While Grant’s presidency had its corruption, which Chernow deals with, I felt he tended to sweep allegations of Grant being beholding to business leaders (many of whom had given him homes and money) under the table. Chernow paints a picture of the President who was concerned about Reconstruction and the danger of losing that which so many men had given their lives. He was very concern about the way the “old south” was rising through the Ku Klux Klan. As a General, Grant found that black soldiers were just as good as white soldiers. It bothered him when he learned of former black soldiers being lynched in the South, yet he was also concerned about overusing force. Interestingly, Sherman, who was seen as less generous than Grant as he swept across Georgia and South Carolina during the war, took the side of the South after the war. Sherman suggested leaving states to work out their own laws. Grant knew that such a tactic would end up with a South in which African-Americans would be no better off than before the war and saw the government had a role to play in reducing violence.
It was interesting to learn how Grant had his eyes on the United States acquiring Santa Domingo (today’s the Dominican Republic). He was also ready to go to war with Mexico, if necessary, to force the French out. Others in his cabinet had eyes on Cuba and it was even suggested that Great Britain give the United States Canada as payment from the damages of the British built Confederate ship, Alabama.

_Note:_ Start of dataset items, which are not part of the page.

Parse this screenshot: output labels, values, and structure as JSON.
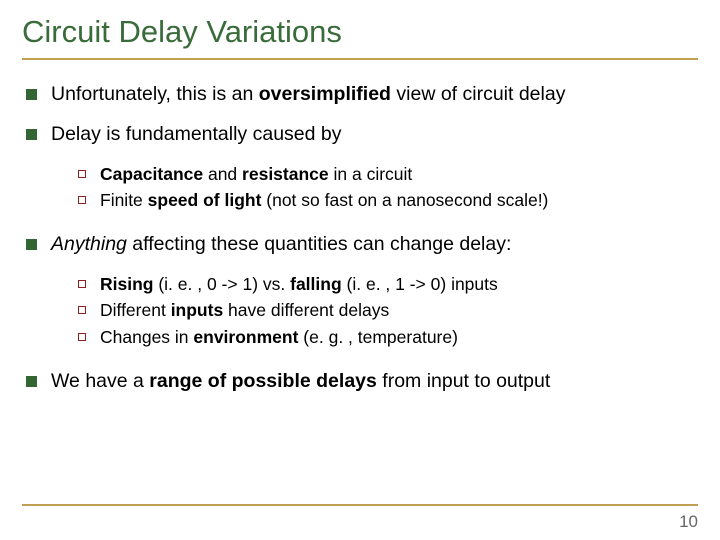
{
  "title": "Circuit Delay Variations",
  "bullets": [
    {
      "pre": "Unfortunately, this is an ",
      "bold1": "oversimplified",
      "post": " view of circuit delay"
    },
    {
      "text": "Delay is fundamentally caused by"
    },
    {
      "italic_bold": "Anything",
      "post": " affecting these quantities can change delay:"
    },
    {
      "pre": "We have a ",
      "bold1": "range of possible delays",
      "post": " from input to output"
    }
  ],
  "sub1": [
    {
      "b1": "Capacitance",
      "m1": " and ",
      "b2": "resistance",
      "m2": " in a circuit"
    },
    {
      "m0": "Finite ",
      "b1": "speed of light",
      "m1": " (not so fast on a nanosecond scale!)"
    }
  ],
  "sub2": [
    {
      "b1": "Rising",
      "m1": " (i. e. , 0 -> 1) vs. ",
      "b2": "falling",
      "m2": " (i. e. , 1 -> 0) inputs"
    },
    {
      "m0": "Different ",
      "b1": "inputs",
      "m1": " have different delays"
    },
    {
      "m0": "Changes in ",
      "b1": "environment",
      "m1": " (e. g. , temperature)"
    }
  ],
  "page": "10"
}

After his second term, Grant became the first American president to make a round-the-world trip. It started out as a rest in Europe, but ended up being a diplomatic mission as Grant visited Egypt, India, Thailand, China and Japan. Coming back to the United States, Grant saw what financial security he had to evaporate overnight in a Ponzi scheme. Friends stepped in which allowed him to have a house in which to live. Mark Twain, who had befriended Grant, worked with him to write a biography. Grant, suffering from throat cancer, finished the book right before his death. Twain, who published the book, was able to present Julia with the books royalties of nearly half a million dollars, making it one of the most successful books of the 19th Century.

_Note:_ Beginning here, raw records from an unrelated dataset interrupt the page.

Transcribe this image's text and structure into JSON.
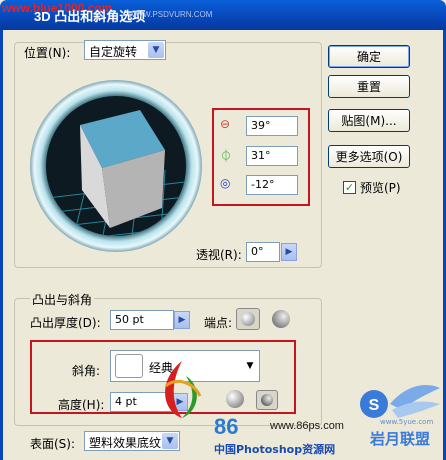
{
  "window": {
    "title": "3D 凸出和斜角选项",
    "watermark_site": "www.blue1000.com",
    "watermark_site2": "WWW.PSDVURN.COM"
  },
  "position": {
    "label": "位置(N):",
    "value": "自定旋转",
    "rotate_x": "39°",
    "rotate_y": "31°",
    "rotate_z": "-12°",
    "perspective_label": "透视(R):",
    "perspective_value": "0°"
  },
  "buttons": {
    "ok": "确定",
    "reset": "重置",
    "map": "贴图(M)...",
    "more_options": "更多选项(O)",
    "preview": "预览(P)"
  },
  "extrude": {
    "group_label": "凸出与斜角",
    "depth_label": "凸出厚度(D):",
    "depth_value": "50 pt",
    "cap_label": "端点:",
    "bevel_label": "斜角:",
    "bevel_value": "经典",
    "height_label": "高度(H):",
    "height_value": "4 pt"
  },
  "surface": {
    "label": "表面(S):",
    "value": "塑料效果底纹"
  },
  "watermarks": {
    "logo_86": "86",
    "site_86ps": "www.86ps.com",
    "site_86ps_cn": "中国Photoshop资源网",
    "bottom_right": "岩月联盟",
    "bottom_right_sub": "www.5yue.com"
  },
  "colors": {
    "title_blue": "#0846b8",
    "highlight_red": "#c4151c",
    "cube_top": "#5ba8c8",
    "cube_left": "#d9d9d9",
    "cube_right": "#b4b4b4"
  },
  "preview_checked": true
}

Chernow deals with Grant’s drinking, suggesting that during the war he generally refrained from drinking in front of his troops (his drunken accounts were when he was away from the front). Grant had aides and a wife who worked hard to keep him from drinking. It appears Grant was mainly a binge drinker. As long as he avoided alcohol, he was okay, but once he started drinking he continued until he was extremely drunk.

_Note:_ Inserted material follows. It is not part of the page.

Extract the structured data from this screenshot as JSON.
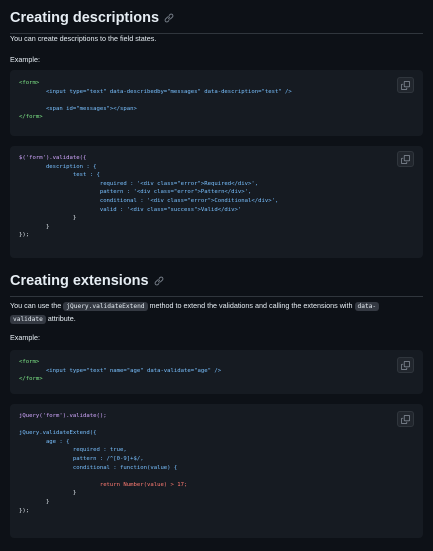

This is a well-researched study. Some may suggest that Chernow, in challenging many of the Grant myths, is playing in revisionist history. But it’s important to remember that many of the Grant myths that rose in the 19th Century at a time when the United States wanted to move beyond reconstruction. At this time, revisionist histories such as the “Lost Cause” movement became popular and united “white” America behind myths such as benevolent masters and the states’ rights.
If you have time, I recommend this book. I listened to this book on audible (48 hours long—that’s a lot of time in the gym), but also read sections of the book at the same time.